Deserialize the incoming distributed tracing context, and pass it to any of the StartTransaction or CaptureTransaction APIs — all of which have an optional DistributedTracingData parameter. This will create a new transaction or span as a child of the incoming trace context.

Example starting a new transaction:

			var transaction2 = Agent.Tracer.StartTransaction("Transaction2", "TestTransaction",
     DistributedTracingData.TryDeserializeFromString(serializedDistributedTracingData));

		
  1. Decode and store the traceparent in the receiving service.
  2. Pass in the traceparent as the childOf option to manually start a new transaction as a child of the received traceparent with apm.startTransaction().

Example receiving a traceparent over raw UDP:

			const traceparent = readTraceparentFromUDPPacket() 1
agent.startTransaction('my-service-b-transaction', { childOf: traceparent }) 2

		
  1. Read the traceparent from the incoming request.
  2. Use the traceparent to initialize a new transaction that is a child of the original traceparent.
  1. Receive the distributed tracing data on the server side.
  2. Begin a new transaction using the agent’s public API. For example, use ElasticApm::beginCurrentTransaction and pass the received distributed tracing data (serialized as string) as a parameter.
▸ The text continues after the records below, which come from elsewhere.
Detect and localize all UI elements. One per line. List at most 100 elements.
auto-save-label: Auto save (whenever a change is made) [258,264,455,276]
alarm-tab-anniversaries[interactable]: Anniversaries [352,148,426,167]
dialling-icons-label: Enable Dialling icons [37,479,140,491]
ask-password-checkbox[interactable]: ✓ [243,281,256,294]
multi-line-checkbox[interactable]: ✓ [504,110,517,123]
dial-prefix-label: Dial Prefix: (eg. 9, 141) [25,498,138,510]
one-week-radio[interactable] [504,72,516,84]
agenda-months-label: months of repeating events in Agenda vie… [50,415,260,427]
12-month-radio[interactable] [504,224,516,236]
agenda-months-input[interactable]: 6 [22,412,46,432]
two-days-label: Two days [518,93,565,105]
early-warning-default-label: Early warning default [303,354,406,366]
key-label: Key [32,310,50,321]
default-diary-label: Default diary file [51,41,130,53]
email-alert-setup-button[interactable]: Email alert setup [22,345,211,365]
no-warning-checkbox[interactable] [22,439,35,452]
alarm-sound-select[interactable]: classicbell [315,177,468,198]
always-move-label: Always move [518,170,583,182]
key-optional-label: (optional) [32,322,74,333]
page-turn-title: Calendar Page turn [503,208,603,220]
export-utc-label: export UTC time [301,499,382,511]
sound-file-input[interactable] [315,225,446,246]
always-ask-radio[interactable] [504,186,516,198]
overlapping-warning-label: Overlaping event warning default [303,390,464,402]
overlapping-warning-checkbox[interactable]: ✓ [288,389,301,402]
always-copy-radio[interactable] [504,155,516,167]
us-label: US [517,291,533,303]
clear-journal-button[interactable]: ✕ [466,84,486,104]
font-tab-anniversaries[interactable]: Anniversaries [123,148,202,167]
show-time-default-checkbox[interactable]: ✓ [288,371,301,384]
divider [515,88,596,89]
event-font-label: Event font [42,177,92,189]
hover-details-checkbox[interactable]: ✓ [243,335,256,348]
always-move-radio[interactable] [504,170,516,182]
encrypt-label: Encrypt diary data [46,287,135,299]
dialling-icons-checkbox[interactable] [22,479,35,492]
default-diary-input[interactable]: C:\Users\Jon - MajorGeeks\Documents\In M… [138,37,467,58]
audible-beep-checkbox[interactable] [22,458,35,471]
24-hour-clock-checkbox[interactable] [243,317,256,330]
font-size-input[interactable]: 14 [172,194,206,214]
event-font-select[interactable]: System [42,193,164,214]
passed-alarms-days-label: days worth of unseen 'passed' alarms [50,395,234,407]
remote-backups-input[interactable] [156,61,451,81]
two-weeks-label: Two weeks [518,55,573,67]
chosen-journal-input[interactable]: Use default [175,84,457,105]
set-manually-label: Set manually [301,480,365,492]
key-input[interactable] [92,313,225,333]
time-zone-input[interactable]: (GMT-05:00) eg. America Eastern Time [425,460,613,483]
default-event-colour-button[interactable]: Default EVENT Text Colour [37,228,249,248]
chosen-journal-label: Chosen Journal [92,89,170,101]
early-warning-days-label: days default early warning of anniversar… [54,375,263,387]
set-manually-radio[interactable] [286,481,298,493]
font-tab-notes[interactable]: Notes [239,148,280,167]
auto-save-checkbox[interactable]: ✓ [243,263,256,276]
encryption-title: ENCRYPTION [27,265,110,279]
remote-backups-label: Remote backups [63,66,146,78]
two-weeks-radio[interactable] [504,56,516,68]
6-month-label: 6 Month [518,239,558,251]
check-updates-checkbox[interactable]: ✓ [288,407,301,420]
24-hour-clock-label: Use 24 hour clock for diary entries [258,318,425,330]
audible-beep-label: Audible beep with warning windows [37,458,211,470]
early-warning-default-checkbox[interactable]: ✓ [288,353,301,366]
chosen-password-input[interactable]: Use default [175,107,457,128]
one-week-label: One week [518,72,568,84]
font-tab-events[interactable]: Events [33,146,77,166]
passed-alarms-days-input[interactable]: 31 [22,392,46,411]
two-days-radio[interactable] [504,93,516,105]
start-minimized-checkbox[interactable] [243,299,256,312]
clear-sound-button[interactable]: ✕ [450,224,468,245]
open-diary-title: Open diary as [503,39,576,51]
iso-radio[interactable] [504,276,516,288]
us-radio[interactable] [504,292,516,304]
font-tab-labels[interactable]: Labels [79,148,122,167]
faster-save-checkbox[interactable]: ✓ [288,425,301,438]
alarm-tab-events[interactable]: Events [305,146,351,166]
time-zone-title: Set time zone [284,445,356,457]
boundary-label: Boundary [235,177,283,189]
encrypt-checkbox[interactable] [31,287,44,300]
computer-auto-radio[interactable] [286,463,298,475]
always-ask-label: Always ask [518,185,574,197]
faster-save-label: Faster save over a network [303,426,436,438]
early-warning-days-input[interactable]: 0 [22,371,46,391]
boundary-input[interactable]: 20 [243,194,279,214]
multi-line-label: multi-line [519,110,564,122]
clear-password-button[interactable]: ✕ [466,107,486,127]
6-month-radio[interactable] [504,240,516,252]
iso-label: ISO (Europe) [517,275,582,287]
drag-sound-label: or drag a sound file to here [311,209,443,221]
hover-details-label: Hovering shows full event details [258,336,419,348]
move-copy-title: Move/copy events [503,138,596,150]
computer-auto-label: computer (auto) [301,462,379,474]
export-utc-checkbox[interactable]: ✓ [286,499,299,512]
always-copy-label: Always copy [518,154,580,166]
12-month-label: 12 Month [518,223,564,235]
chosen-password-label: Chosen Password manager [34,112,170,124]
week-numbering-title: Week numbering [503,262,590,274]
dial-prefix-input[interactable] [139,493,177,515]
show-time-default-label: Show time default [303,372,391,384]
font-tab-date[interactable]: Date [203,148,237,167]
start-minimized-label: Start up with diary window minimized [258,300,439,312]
This will create a new transaction as a child of the incoming trace context.
  3. Don’t forget to eventually end the transaction on the server side.

Example:

			$receiverTransaction = ElasticApm::beginCurrentTransaction( 1
    'GET /data-api',
    'data-layer',
    /* timestamp */ null,
    $distDataAsString 2
);

		
  1. Start a new transaction
  2. Pass in the received distributed tracing data (serialized as string)

Once this new transaction has been created in the receiving service, you can create child spans, or use any other agent API methods as you typically would.

  1. Create a TraceParent object from a string or HTTP header.
  2. Start a new transaction as a child of the TraceParent by passing in a TraceParent object.

Example using HTTP headers:

			parent = elasticapm.trace_parent_from_headers(headers_dict) 1
client.begin_transaction('processors', trace_parent=parent) 2

		
  1. Create a TraceParent object from HTTP headers formed as a dictionary
  2. Begin a new transaction as a child of the received TraceParent

Tip

See the TraceParent API for additional examples.

Start a new transaction or span as a child of the incoming transaction or span with with_transaction or with_span.

Example:

			# env being a Rack env
context = ElasticAPM::TraceContext.parse(env: env) 1

ElasticAPM.with_transaction("Do things", trace_context: context) do 2
  ElasticAPM.with_span("Do nested thing", trace_context: context) do 3
  end
end

		
  1. Parse the incoming TraceContext
  2. Create a transaction as a child of the incoming TraceContext
  3. Create a span as a child of the newly created transaction. trace_context is optional here, as spans are automatically created as a child of their parent’s transaction’s TraceContext when none is passed.

Distributed tracing with RUM ¶

Some additional setup may be required to correlate requests correctly with the Real User Monitoring (RUM) agent.

See the RUM distributed tracing guide for information on enabling cross-origin requests, setting up server configuration, and working with dynamically-generated HTML.